I am using Simple HTML DOM parser to scrape data and ran into question: how to gather data contained in HTLM5 microdata.
For example, <meta itemprop="title" content="Charlie and the Chocolate Factory">
How would I get both the itemprop as well as the content for meta properties using Simple HTML DOM parser?
Is the question how to iterate elements with an itemprop attribute? If so:
foreach($doc->find('[itemprop]') as $el){
echo $el->itemprop . "
";
echo $el->content . "
";
}
You could try MicrodataPHP. I haven't been keeping up with changes in the spec, but it should cover your use case, and you can file issues if something is out of line with the current spec.
A nice way to do it is using a switch statement for every itemprop element on the page.
eg:
foreach($html->find('[itemprop]') as $productDetail){
switch ($productDetail->itemprop) {
case 'image':
$line['imageURL'] = $productDetail->src;
break;
case 'price':
$line['price'] = $productDetail->plaintext; //note: plaintext not content
break;
case 'name':
$line['name'] = $productDetail->plaintext;
break;
case 'productId':
$line['productId'] = $productDetail->content;
break;
case 'description':
$line['description'] = $productDetail->content;
break;
case 'url':
$line['url'] = $productDetail->content;
break;
default:
break;
}
}
Why are you using parser for this job? Use the php function below.
http://php.net/manual/en/function.get-meta-tags.php
get_meta_tags("url");
You can try using microdata-parser which is a microdata parser library for PHP. You can feed it directly with HTML string or you can call getDocument()
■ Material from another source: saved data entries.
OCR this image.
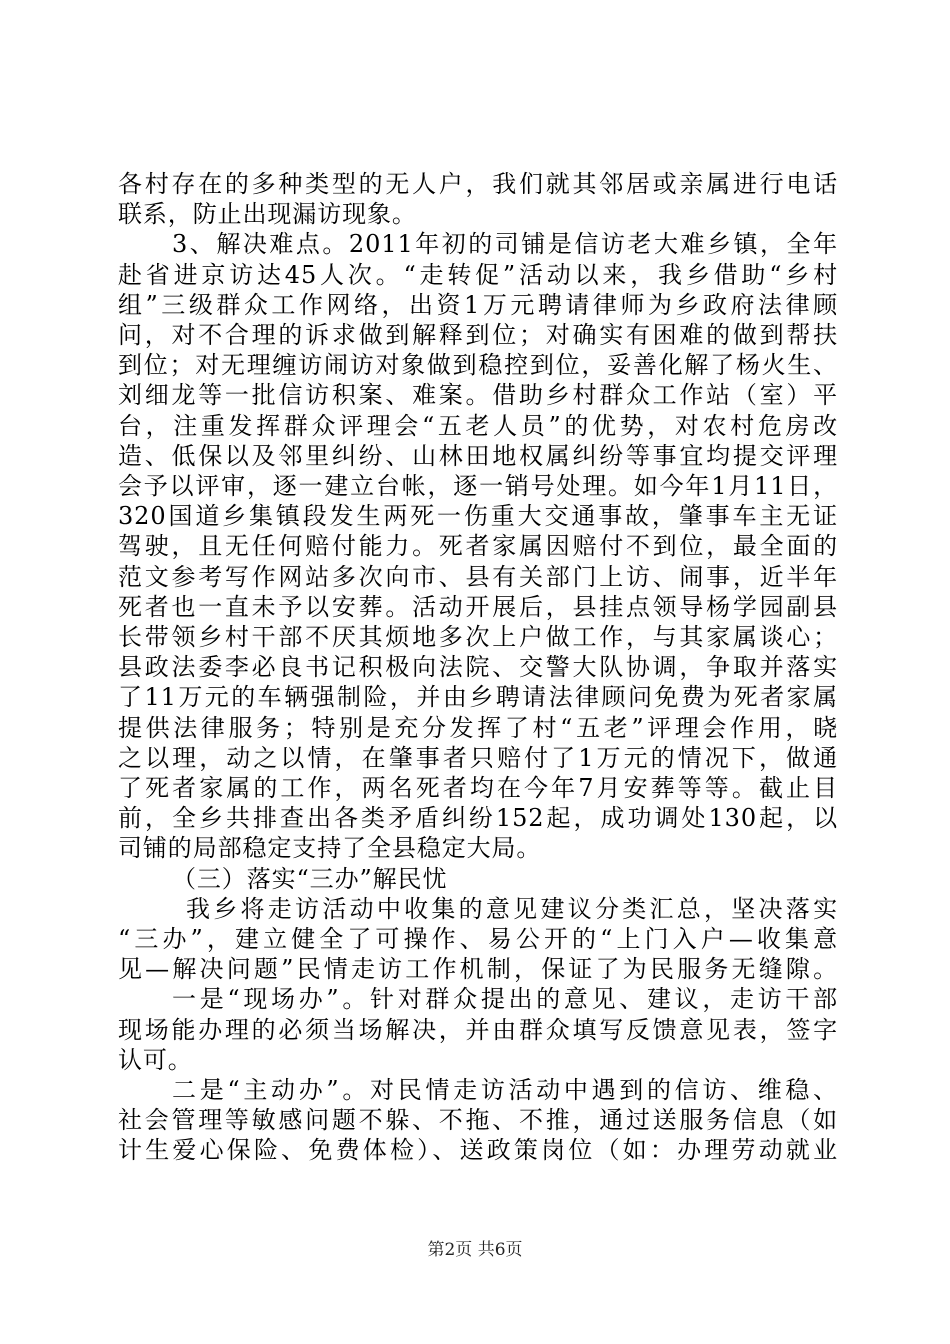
各村存在的多种类型的无人户，我们就其邻居或亲属进行电话
联系，防止出现漏访现象。
3、解决难点。2011年初的司铺是信访老大难乡镇，全年
赴省进京访达45人次。“走转促”活动以来，我乡借助“乡村
组”三级群众工作网络，出资1万元聘请律师为乡政府法律顾
问，对不合理的诉求做到解释到位；对确实有困难的做到帮扶
到位；对无理缠访闹访对象做到稳控到位，妥善化解了杨火生、
刘细龙等一批信访积案、难案。借助乡村群众工作站（室）平
台，注重发挥群众评理会“五老人员”的优势，对农村危房改
造、低保以及邻里纠纷、山林田地权属纠纷等事宜均提交评理
会予以评审，逐一建立台帐，逐一销号处理。如今年1月11日，
320国道乡集镇段发生两死一伤重大交通事故，肇事车主无证
驾驶，且无任何赔付能力。死者家属因赔付不到位，最全面的
范文参考写作网站多次向市、县有关部门上访、闹事，近半年
死者也一直未予以安葬。活动开展后，县挂点领导杨学园副县
长带领乡村干部不厌其烦地多次上户做工作，与其家属谈心；
县政法委李必良书记积极向法院、交警大队协调，争取并落实
了11万元的车辆强制险，并由乡聘请法律顾问免费为死者家属
提供法律服务；特别是充分发挥了村“五老”评理会作用，晓
之以理，动之以情，在肇事者只赔付了1万元的情况下，做通
了死者家属的工作，两名死者均在今年7月安葬等等。截止目
前，全乡共排查出各类矛盾纠纷152起，成功调处130起，以
司铺的局部稳定支持了全县稳定大局。
（三）落实“三办”解民忧
我乡将走访活动中收集的意见建议分类汇总，坚决落实
“三办”，建立健全了可操作、易公开的“上门入户—收集意
见—解决问题”民情走访工作机制，保证了为民服务无缝隙。
一是“现场办”。针对群众提出的意见、建议，走访干部
现场能办理的必须当场解决，并由群众填写反馈意见表，签字
认可。
二是“主动办”。对民情走访活动中遇到的信访、维稳、
社会管理等敏感问题不躲、不拖、不推，通过送服务信息（如
计生爱心保险、免费体检）、送政策岗位（如：办理劳动就业
第2页 共6页
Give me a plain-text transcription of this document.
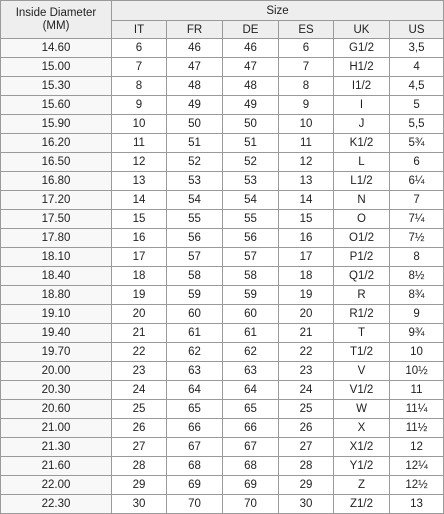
Inside Diameter
(MM)	Size					
	IT	FR	DE	ES	UK	US
14.60	6	46	46	6	G1/2	3,5
15.00	7	47	47	7	H1/2	4
15.30	8	48	48	8	I1/2	4,5
15.60	9	49	49	9	I	5
15.90	10	50	50	10	J	5,5
16.20	11	51	51	11	K1/2	5¾
16.50	12	52	52	12	L	6
16.80	13	53	53	13	L1/2	6¼
17.20	14	54	54	14	N	7
17.50	15	55	55	15	O	7¼
17.80	16	56	56	16	O1/2	7½
18.10	17	57	57	17	P1/2	8
18.40	18	58	58	18	Q1/2	8½
18.80	19	59	59	19	R	8¾
19.10	20	60	60	20	R1/2	9
19.40	21	61	61	21	T	9¾
19.70	22	62	62	22	T1/2	10
20.00	23	63	63	23	V	10½
20.30	24	64	64	24	V1/2	11
20.60	25	65	65	25	W	11¼
21.00	26	66	66	26	X	11½
21.30	27	67	67	27	X1/2	12
21.60	28	68	68	28	Y1/2	12¼
22.00	29	69	69	29	Z	12½
22.30	30	70	70	30	Z1/2	13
on Simple HTML Dom Parser instance to get DomDocument
instance from it then feed microdata-parser
with that, and get the output as array, object or as JSON.
Or if you want to reinvent the wheel yourself, you can take a look at W3C's Microdata Specification - Converting microdata to JSON(could be a PHP array or an object if you don't convert it to JSON). Simply looking for itemprop
attributes might not the best solution if you want all the things with correct structure.